Un bebé de día era bastante temible; de noche, era impensable.

—Pon el canasto sobre una silla al lado de tu cama y mantenlo cubierto. Tendrás que alimentarlo una o dos veces de noche, así que será mejor que te lleves el calentador de aceite. Si no puedes arreglártelas llámame, se entere o no el doctor.

—Pero, Susan, ¿y si llora?

El bebé no lloró. Fue una sorpresa agradable; quizá se debió a que su pequeño estómago había recibido por fin comida de verdad. Él durmió casi toda la noche pero Rilla no pudo pegar un ojo. Tenía miedo de quedarse dormida y de que algo le pasara al bebé. Preparó la ración de las tres de la mañana. Estaba decidida a no llamar a Susan. Ah, ¿estaría soñando? ¿Era realmente ella, Rilla Blythe, la que se había metido en semejante situación? Ya no le importaba si los alemanes estaban cerca de París… no le importaba si estaban dentro de París. Lo único que le interesaba era que el niño no se ahogara ni se asfixiara o tuviera convulsiones. Los bebés tenían convulsiones, ¿no? Reflexionó, con un poco de amargura, sobre el hecho de que su padre había sido muy considerado con la salud de su madre y la de Susan, pero… ¿y la salud de ella, de Rilla? ¿Acaso había pensado en algún momento que ella podía llegar a morirse si dejaba de dormir de noche?
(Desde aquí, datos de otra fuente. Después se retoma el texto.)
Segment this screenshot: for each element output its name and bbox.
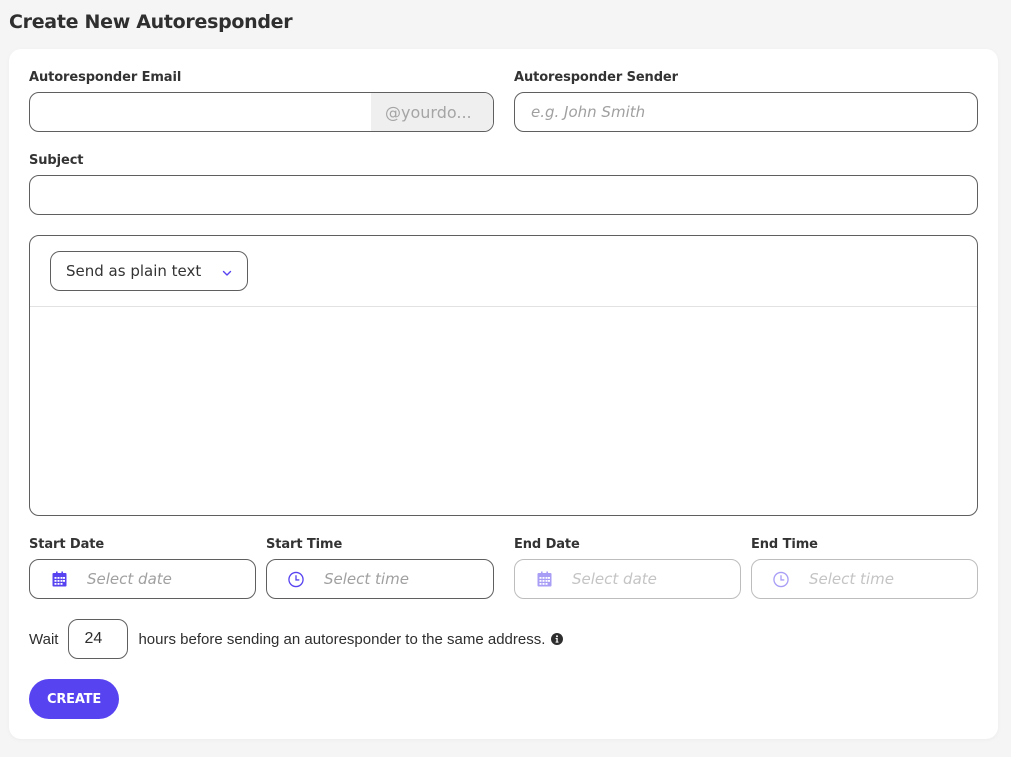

Y de todos modos, no importaba, ella no pensaba echarse atrás, no era de ésas. Se haría cargo de ese animalito detestable hasta las últimas consecuencias. Se conseguiría un libro sobre higiene del bebé y no dependería de nadie. Nunca más iría a pedir consejos a su padre… no molestaría a su mamá… y sólo en casos de extrema gravedad recurriría a Susan. Ya lo verían todos.

Y así fue que, cuando la señora Blythe volvió dos días más tarde y preguntó por Rilla, quedó paralizada al escuchar la respuesta de Susan:

—Está arriba, mi querida señora, está acostando a su bebé.